Rivière du Nord (/fr/) is a tributary of the Ottawa River located in the Laurentides region in southwest Quebec, Canada.

== Geography==
Rising from its source at Lac Brûlé, the Rivière du Nord comes from the north-northwest rather than from the north and flows east of Sainte-Agathe-des-Monts and waters several settlements, including Val-David, Sainte-Adèle, Prévost (formerly Shawbridge) and Saint-Jérôme. From there, it winds its way west-southwest to Lachute, waters Saint-André-Est before emptying into the Ottawa River at the entrance to Lac des Deux Montagnes.

==Toponymy==
The origin of this toponym dates back to the seventeenth century. Mention of the "Rivière du Nord" is mentioned in the deed of 7 June 1680, by which Intendant Jacques Duchesneau granted the seigneury of Argenteuil to Charles-Joseph d'Ailleboust Des Muceaux.

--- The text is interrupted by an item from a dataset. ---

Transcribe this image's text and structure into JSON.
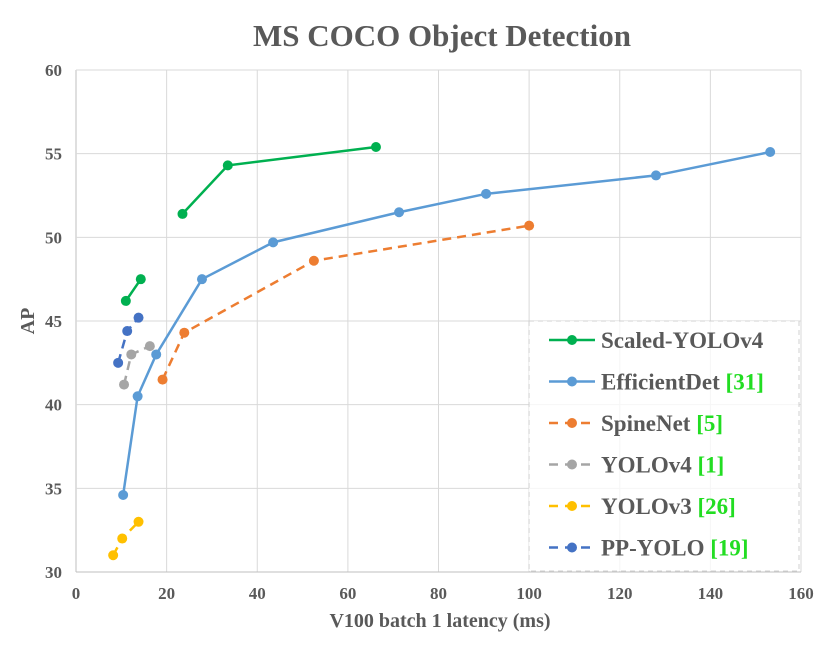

Subsequently, this toponym has remained stable. The name can be explained by the fact that the river comes from the north or that the region through it was, at the time, considered the North.

== History==
A colourful character is linked to this region. Antoine Labelle (1833-1891), parish priest of Saint-Jérôme from 1868 to 1891 and deputy commissioner of the Department of Agriculture and Colonization from 1888 to 1890, used this waterway to visit and support the many settlers who settled between Saint-Jérôme and Mont-Laurier.